Friday night involved me staying up in the consuite chatting with folk until the clock said it was my usual bedtime. Since I was in California it was rather significantly past my usual bedtime, and I was concerned about the likelihood of me behaving, er, unprofessionally before my morning panel next day. So I did something very uncharacteristic and was among the first to go to bed. The universe did not implode. There was rejoicing.
The Spec Fic singularity panel was pleasantly lively. I simultaneously argued that there does, in fact, exist a cannon, while arguing that it can’t be definitively listed and nobody should feel obligated to read it. There was a bit of push back on the first point, but mostly we all agreed that there are a ton of good books we want to read.
That was followed the Anarchists in Spaaaace panel. This conversation wandered widely, and didn’t really dig into the bits of it I think it needed to. Mostly there was a lot of unchecked idealism that I wanted to pull apart and
destroy explore further, but there wasn’t time. Also, this panel had me doing the thing I sometimes do on panels where I want the table to be a bit curved so I can see the other panelists without craning my neck. Then again, my sofa is curved. I’m strange.
Where Do I hold my Virtual Sit-in was probably my favorite panel. There was really good discussion about the nature and tools of protest, the ethics, and the efficacy. The moderating, Naamen Tilahun, is such a genuinely nice guy that I got to be an insensitive asshole and look like I was just providing balance, rather than being me. Then again, Nancy Jane Moore ended the panel saying she felt reassured about the current state of protest than she had at the outset, which leaves me thinking I did something wrong.
My last panel (yeah, there’s another one) was the Liar’s panel, which I got put on mid-day to fill in for a panelist who might not be able to make it, who then showed up anyway. I had no idea what a Liars panel was, but the part where everybody who did went, “Oh yeah, you should do that,” was a little telling. I did an awful lot of talking about cannibalism and my practices thereof. There was a point where I was clinging to Vylar Kaftan for protection from Ellen Klages. There was another point where Vylar was fishing a paper lobster from Ellen’s pants. I offered a twelve-year-old heroine and her dad didn’t call the cops. You now know as much about how a Liar’s panel works as I do.
Saturday night featured soaking in the hotel hot tub after running off very drunk high school baseball players with out-loud readings of atrociously bad sex scenes. I’m pretty sure I get karmic credit for participating in that.
Sunday was a long day. I had my reading with David Levine and Nancy Jane Moore. There were three other people in the audience, all of whom were brilliant, attractive people destined for happiness and success. The cookies were, as expected, still moist and tasty. There were also just a wee bit spicier than I’m used to them being – I’ve curried peanut butter cookies before, but they’ve never had the opportunity to age four days. I was a fan of the results. If the part where not even the crumbs came home with me is any evidence, so were other people.
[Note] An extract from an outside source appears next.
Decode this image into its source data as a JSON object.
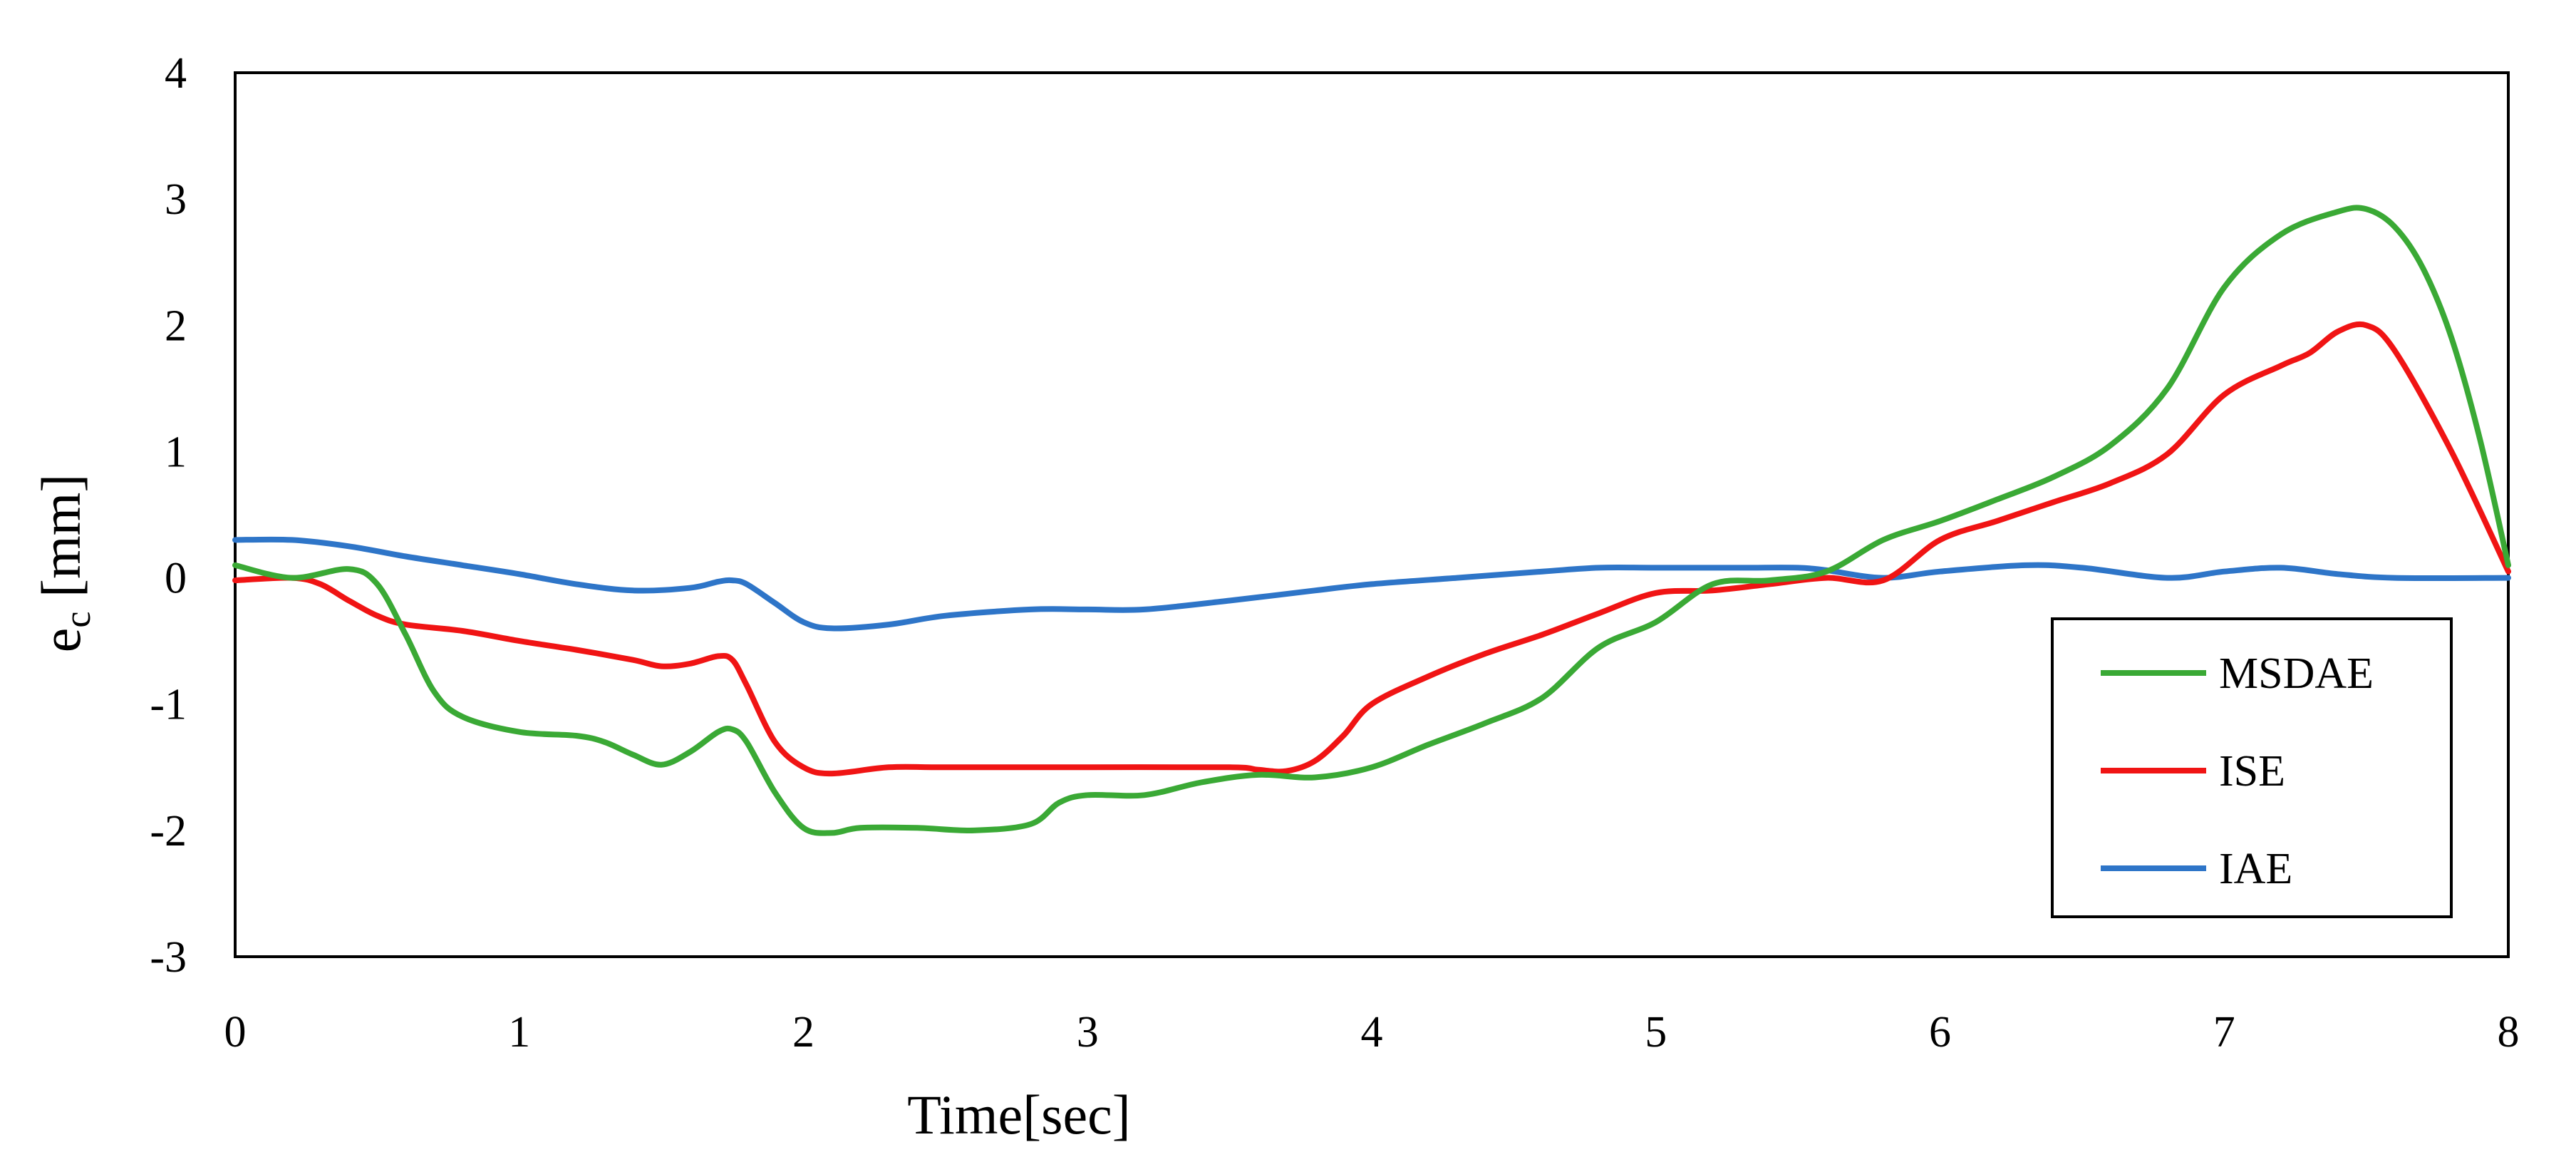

There was more hanging out in the consuite, followed by dinner (Pho!) followed by packing and chatting with Gary Kloster, my roommate for the weekend. Then I caught a plane, flew home, and worked a fuller-than-usual Monday. So, technically, I think FogCon went until about 12:08am CST, Tuesday morning, because that’s when I finally went to bed. Or maybe that’s not how it works. I can’t tell, my eyes are bloodshot and full of sand. I think that’s a sign of virtue. Or an awesome con.